It is always dangerous to disagree with a judge over his or her interpretation of the law. It is akin to bearding the lion in its den, writes Mary Raftery.
That said, I would like to take issue with Mr Justice Seán Ryan, chairman of the Commission on Child Abuse. My concern relates to the constraints he has placed on lawyers appearing for victims of abuse during their cross-examination of the religious orders.
The commission has just entered the final and critical phase of its inquiries. What it calls its Phase 3 hearings were to have been the climax of the process, allowing for the first time robust cross-examination of the heads of religious orders which ran the industrial schools.
The idea of this phase was that it would probe the areas of accountability and responsibility for the abuse suffered by those who spent time in these institutions as children. Many of the victims of this abuse have already given evidence to the commission. Their testimony was called Phase 2. All of it was held strictly in private, with the result that there has been no public airing whatsoever of the allegations of abuse made to the commission.
For the past two weeks, we have been hearing the defence of the religious orders against these accusations, which remains unknown to us. This cross-examination phase has been eagerly anticipated for some time. It has, however, been shown so far to have been disturbingly brief.
This week's hearings with the Sisters of Mercy, and last week's with the Rosminian order, finished way ahead of schedule. Cross-examination of the Rosminians, who ran seriously abusive institutions at Upton in Cork and at Ferryhouse just outside Clonmel, took only one day out of its allotted three. The Sisters of Mercy were questioned on a number of their institutions, and were let go after only three of the scheduled five days of hearings.
It was in the middle of the cross-examination of Mercy nun Sr Margaret Casey that Mr Justice Ryan made clear the limits he was placing on such questioning.
Sr Casey was being examined by David McGrath SC, representing the victims of abuse at Our Lady of Succour Industrial School in Newtownforbes, Co Longford. He quoted from the sworn testimony given in private during the Phase 2 hearings from a former inmate, and put this to Sr Casey: "I wet the bed frequently, usually out of fear, and for this my day started with a beating." Mr Justice Ryan immediately stopped him. He would not permit him to use victims' testimony in this way, he said, as the law prevented it. He could put general points to the witness (Sr Casey), such as bedwetting in general, but could not question her on specific allegations.
It is worth quoting Mr Justice Ryan's exact words: "There is a specific statutory prohibition on hearing in public or dealing with evidence relating to specific individual complaints of abuse. So, we have to comply with the legislation."
It is indeed true that the early legislation which established the commission stipulated that evidence of abuse allegations should be heard in private. However, this law was amended last year, with an important change made to this particular provision.

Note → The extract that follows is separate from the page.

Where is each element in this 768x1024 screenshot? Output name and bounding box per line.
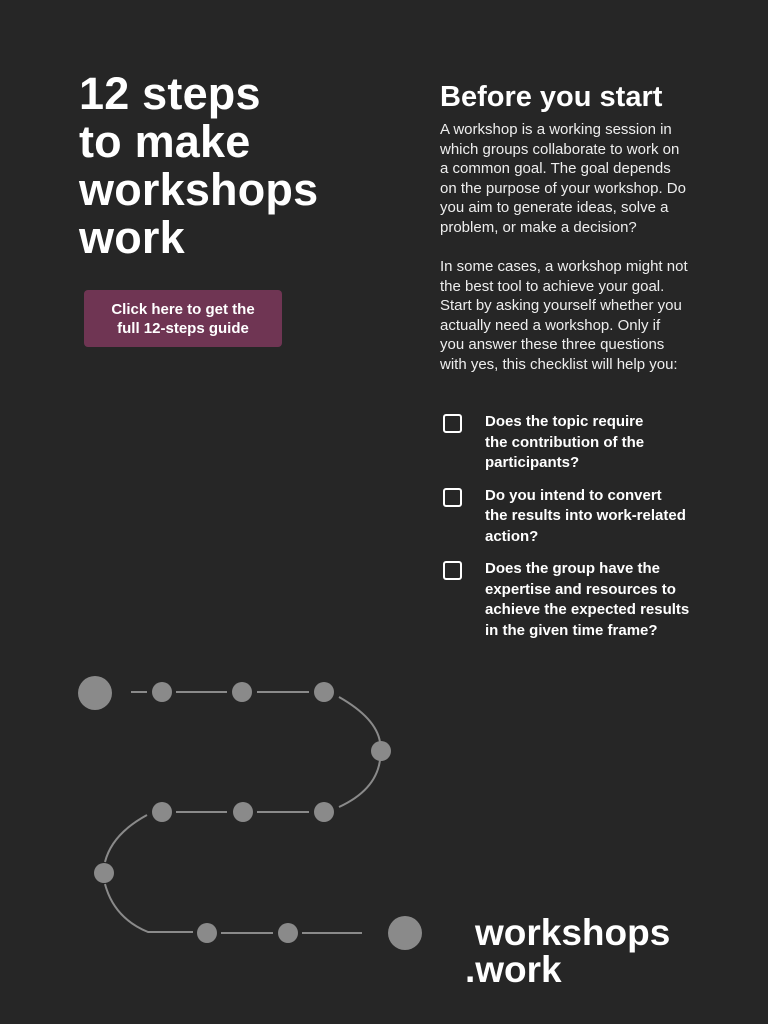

Section 6 of the Commission on Child Abuse (Amendment) Act 2005 states that such evidence may in fact be heard in public, should the commission so decide. Mr Justice Ryan himself played a major part in drafting this amending legislation.
This discretion over what is to be private (hidden, secret, even?) and what is to be in full public view has the potential to be an important asset to the commission. It allows it to preserve the privacy of those complainants who might request it, while at the same time being able to make full use of their testimony of abuse during the phase which allows cross-examination of the religious orders.
The practice, however, has been somewhat different. Since we, the public, have not been permitted by the commission to hear the evidence dealing with allegations of abuse, we have received an oddly skewed impression - we hear a public defence where we have not heard the accusations.
To disallow now the specific allegations to be put to the relevant religious orders means that it could be argued that victims' lawyers are forced to operate with one hand tied behind their backs. It also does no favours to the religious orders concerned, insofar as they are denied the opportunity to deal in detail with the allegations made against them.
Next week, we are to hear from the Christian Brothers, against whom possibly the greatest number and the most serious allegations of abuse have been made. It will be our only chance as a society to witness their responses to these allegations.
It would be a great loss were the process of cross-examination to be curtailed in such a way that we will never get to hear the detail of the accusations being levelled against this congregation, together of course with their own defence.
One without the other will always remain only half the story.